A powerful black man representing a white constituency, Arnett got his repeal passed on Feb. 22, 1887, but he didn’t stop there. He and a Reverend Jackson traveled around the area educating communities about the bill’s provisions. Jackson came to speak in Yellow Springs a month after the bill’s passage, likely influencing local resident Silas Wills to campaign throughout the village in support of the cause. Several years before, Wills had been denied his right to vote, legally given to blacks in 1870, and had bought property in the village with the proceeds from a lawsuit he won against the State. Still devoting energy toward equal treatment of blacks in the village, Wills, on the eve of integration in town, went to all the black homes urging parents to send their kids to the Union School House.
Many were afraid, his son, J. Walter Wills, told Antiochiana in an article in 1964, but “Silas kept saying that the time had come when a man had to stop being a Negro and had to become an American. Nobody can take your children through the door of that school but you. If you don’t do it now, you may never get the chance again.”

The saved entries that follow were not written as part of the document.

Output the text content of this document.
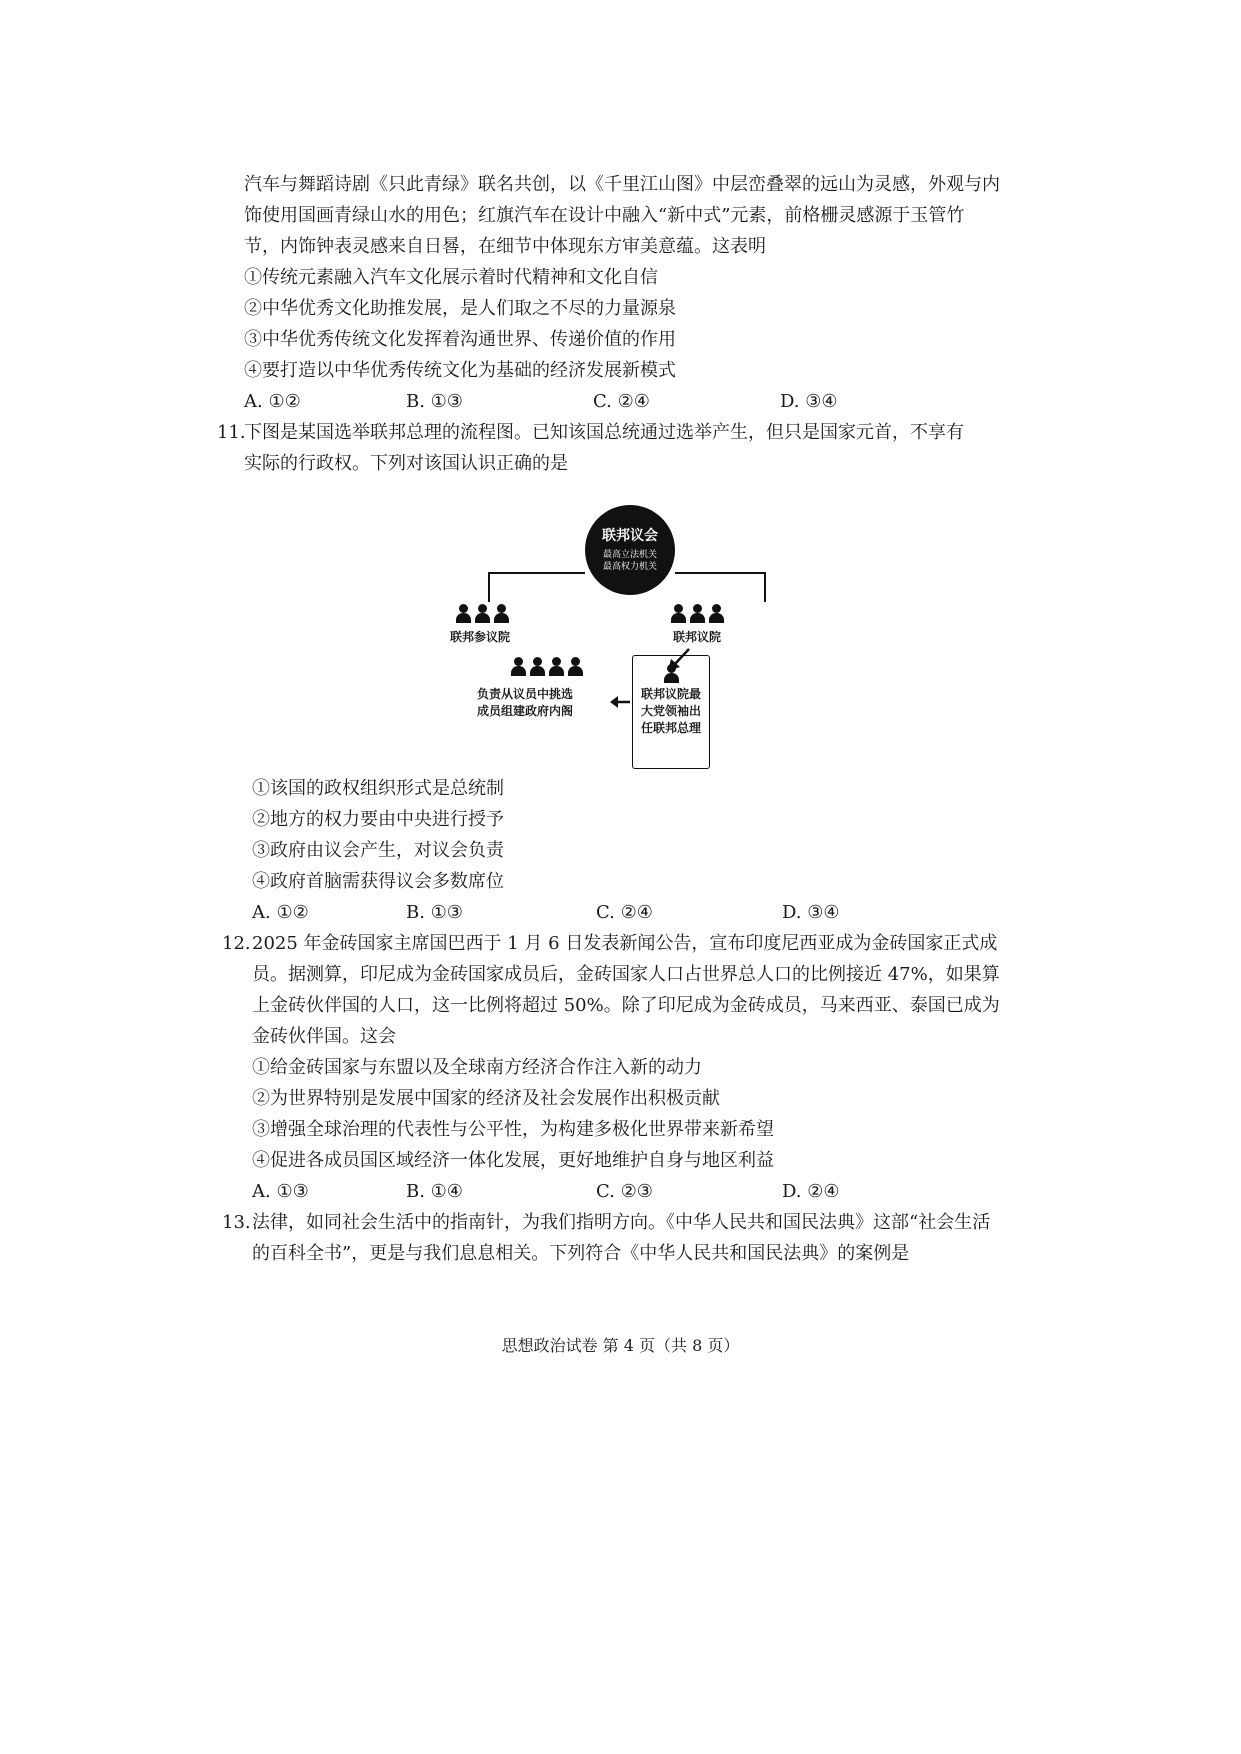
汽车与舞蹈诗剧《只此青绿》联名共创，以《千里江山图》中层峦叠翠的远山为灵感，外观与内
饰使用国画青绿山水的用色；红旗汽车在设计中融入“新中式”元素，前格栅灵感源于玉管竹
节，内饰钟表灵感来自日晷，在细节中体现东方审美意蕴。这表明
①传统元素融入汽车文化展示着时代精神和文化自信
②中华优秀文化助推发展，是人们取之不尽的力量源泉
③中华优秀传统文化发挥着沟通世界、传递价值的作用
④要打造以中华优秀传统文化为基础的经济发展新模式
A. ①②	B. ①③	C. ②④	D. ③④
11.
下图是某国选举联邦总理的流程图。已知该国总统通过选举产生，但只是国家元首，不享有
实际的行政权。下列对该国认识正确的是
联邦议会
最高立法机关
最高权力机关
联邦参议院	联邦议院
联邦议院最
大党领袖出
任联邦总理
负责从议员中挑选
成员组建政府内阁
①该国的政权组织形式是总统制
②地方的权力要由中央进行授予
③政府由议会产生，对议会负责
④政府首脑需获得议会多数席位
A. ①②	B. ①③	C. ②④	D. ③④
12. 2025 年金砖国家主席国巴西于 1 月 6 日发表新闻公告，宣布印度尼西亚成为金砖国家正式成
员。据测算，印尼成为金砖国家成员后，金砖国家人口占世界总人口的比例接近 47%，如果算
上金砖伙伴国的人口，这一比例将超过 50%。除了印尼成为金砖成员，马来西亚、泰国已成为
金砖伙伴国。这会
①给金砖国家与东盟以及全球南方经济合作注入新的动力
②为世界特别是发展中国家的经济及社会发展作出积极贡献
③增强全球治理的代表性与公平性，为构建多极化世界带来新希望
④促进各成员国区域经济一体化发展，更好地维护自身与地区利益
A. ①③	B. ①④	C. ②③	D. ②④
13. 法律，如同社会生活中的指南针，为我们指明方向。《中华人民共和国民法典》这部“社会生活
的百科全书”，更是与我们息息相关。下列符合《中华人民共和国民法典》的案例是
思想政治试卷 第 4 页（共 8 页）
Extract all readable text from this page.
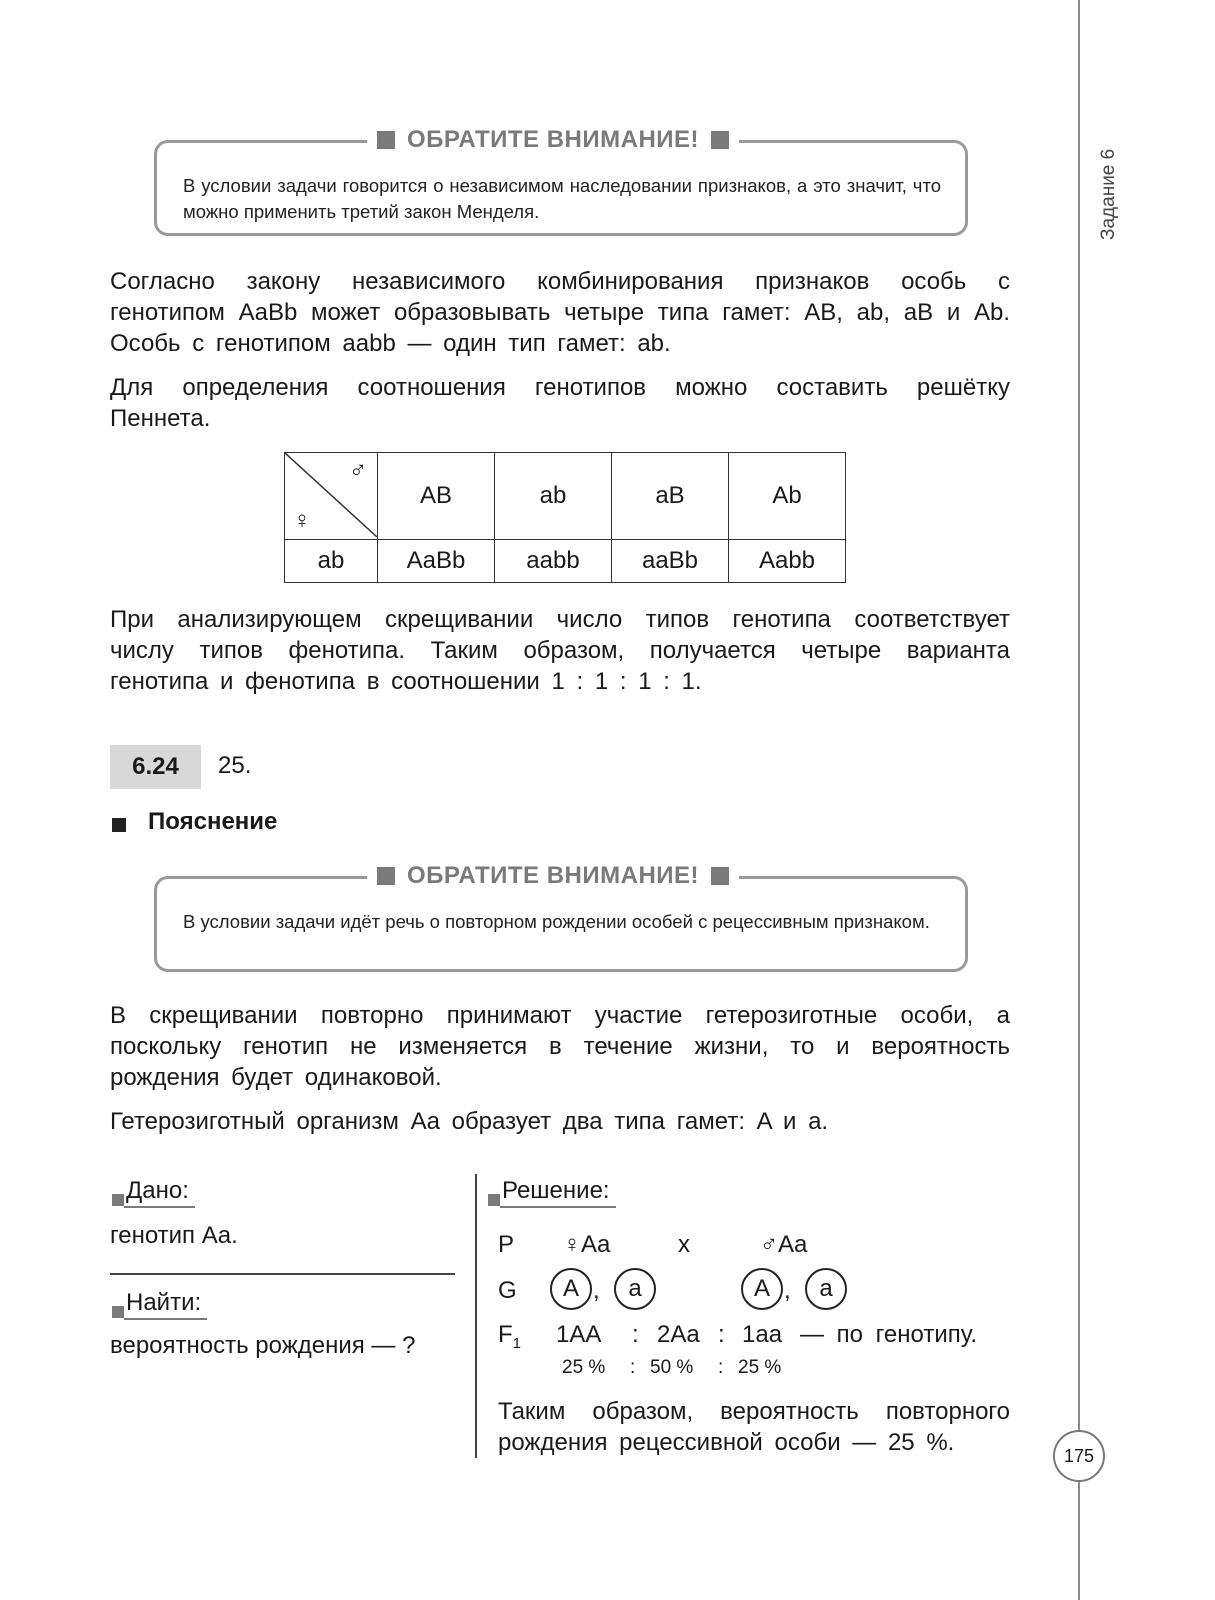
Задание 6
175
ОБРАТИТЕ ВНИМАНИЕ!
В условии задачи говорится о независимом наследовании признаков, а это значит, что можно применить третий закон Менделя.
Согласно закону независимого комбинирования признаков особь с генотипом AaBb может образовывать четыре типа гамет: AB, ab, aB и Ab. Особь с генотипом aabb — один тип гамет: ab.
Для определения соотношения генотипов можно составить решётку Пеннета.
♂
♀	AB	ab	aB	Ab
ab	AaBb	aabb	aaBb	Aabb
При анализирующем скрещивании число типов генотипа соответствует числу типов фенотипа. Таким образом, получается четыре варианта генотипа и фенотипа в соотношении 1 : 1 : 1 : 1.
6.24	25.
Пояснение
ОБРАТИТЕ ВНИМАНИЕ!
В условии задачи идёт речь о повторном рождении особей с рецессивным признаком.
В скрещивании повторно принимают участие гетерозиготные особи, а поскольку генотип не изменяется в течение жизни, то и вероятность рождения будет одинаковой.
Гетерозиготный организм Aa образует два типа гамет: A и a.
Дано:
генотип Aa.
Найти:
вероятность рождения — ?
Решение:
P ♀Aa	x	♂Aa
G	A ,	a	A ,	a
$F_1$ 1AA : 2Aa : 1aa — по генотипу.
25 % : 50 % : 25 %
Таким образом, вероятность повторного рождения рецессивной особи — 25 %.
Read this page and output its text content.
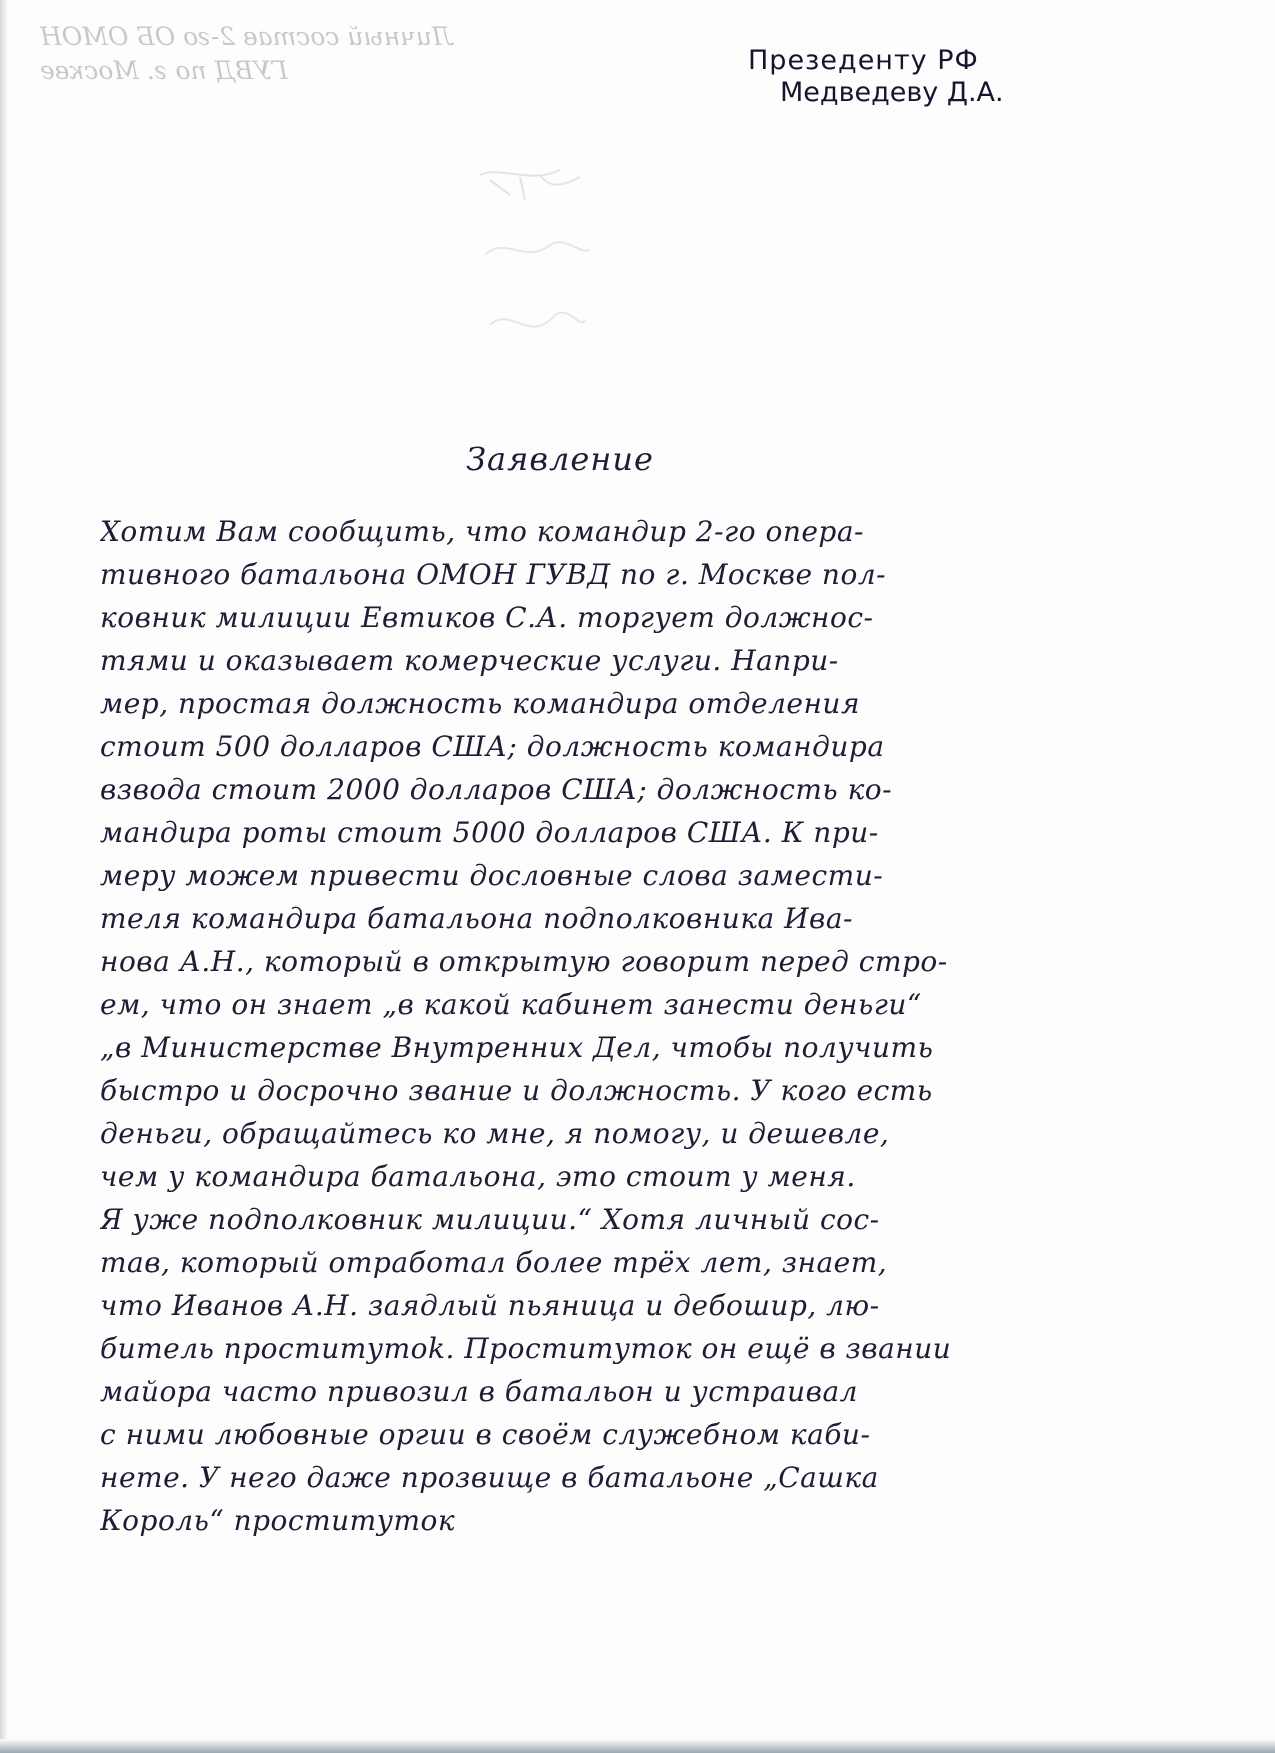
Личный состав 2-го ОБ ОМОН
ГУВД по г. Москве	Презеденту РФ
Медведеву Д.А.
Заявление
Хотим Вам сообщить, что командир 2-го опера-
тивного батальона ОМОН ГУВД по г. Москве пол-
ковник милиции Евтиков С.А. торгует должнос-
тями и оказывает комерческие услуги. Напри-
мер, простая должность командира отделения
стоит 500 долларов США; должность командира
взвода стоит 2000 долларов США; должность ко-
мандира роты стоит 5000 долларов США. К при-
меру можем привести дословные слова замести-
теля командира батальона подполковника Ива-
нова А.Н., который в открытую говорит перед стро-
ем, что он знает „в какой кабинет занести деньги“
„в Министерстве Внутренних Дел, чтобы получить
быстро и досрочно звание и должность. У кого есть
деньги, обращайтесь ко мне, я помогу, и дешевле,
чем у командира батальона, это стоит у меня.
Я уже подполковник милиции.“ Хотя личный сос-
тав, который отработал более трёх лет, знает,
что Иванов А.Н. заядлый пьяница и дебошир, лю-
битель проститутоk. Проституток он ещё в звании
майора часто привозил в батальон и устраивал
с ними любовные оргии в своём служебном каби-
нете. У него даже прозвище в батальоне „Сашка
Король“ проституток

Wills said that on the first day of school in September 1887, his father stood at the door and counted the number of black students that came. All of them attended school that day, he said.
Wolford, who was white, and a black man named Will Henry, had slightly differing memories as students during those early days of integration, according to Wylie’s paper. Wolford recalled a general sense of incredulity among Yellow Springs citizens that integration would actually come to fruition. A.E. Humphreys, editor of the Yellow Springs Review, wrote an editorial anticipating that some families would pull their students out of the school in protest.
The paper published another editorial at the beginning of the school year: “Young America’s fathers and mothers are watching this opening with special interest and not a little anxious. The striking of the word ‘black’ from the Ohio Statutes has removed the obstacle that prevented Colored children attending the White schools, but it did not remove the prejudice that exists in the minds of white parents against mixed schools. . . we can only hope for the best and see what we shall see.”
But Wolford insisted that integration in the school happened without incident. Boys and girls sat on opposite sides of the room. The boys played together at recess, though the black girls played separately from the white girls, she recalled. The boys shared a bathroom, but the black and white girls had separate toilets. “Don’t let anyone tell you we had trouble like in Little Rock and those places,” Wolford said. None of the students left the school in protest of the new arrangement, she said.
Henry recalled that on the first day of classes all the black children were sent home because a local minister and two school board members were protesting at the school. He also recalled that black students had to sit behind the white students, at the back of the room. But he concurred with Wolford that, in his memory, none of the students objected so much that they had to leave the school.
Wolford’s husband, J.N. Wolford, a former editor and publisher of the News, remembered hearing that Cedarville schools integrated smoothly, except that the blacks were taught in a separate crowded room for several years, according to Wylie.
Bessie Totten, the late curator of Antiochiana, remembered a cousin who attended the Union School House at the time of integration had been stoned by a group of black boys, and that there were some people who just didn’t accept the change, according to Wylie. Some also felt that integration put black teachers out of a job, and that mixed schools weren’t acceptable unless black teachers were hired.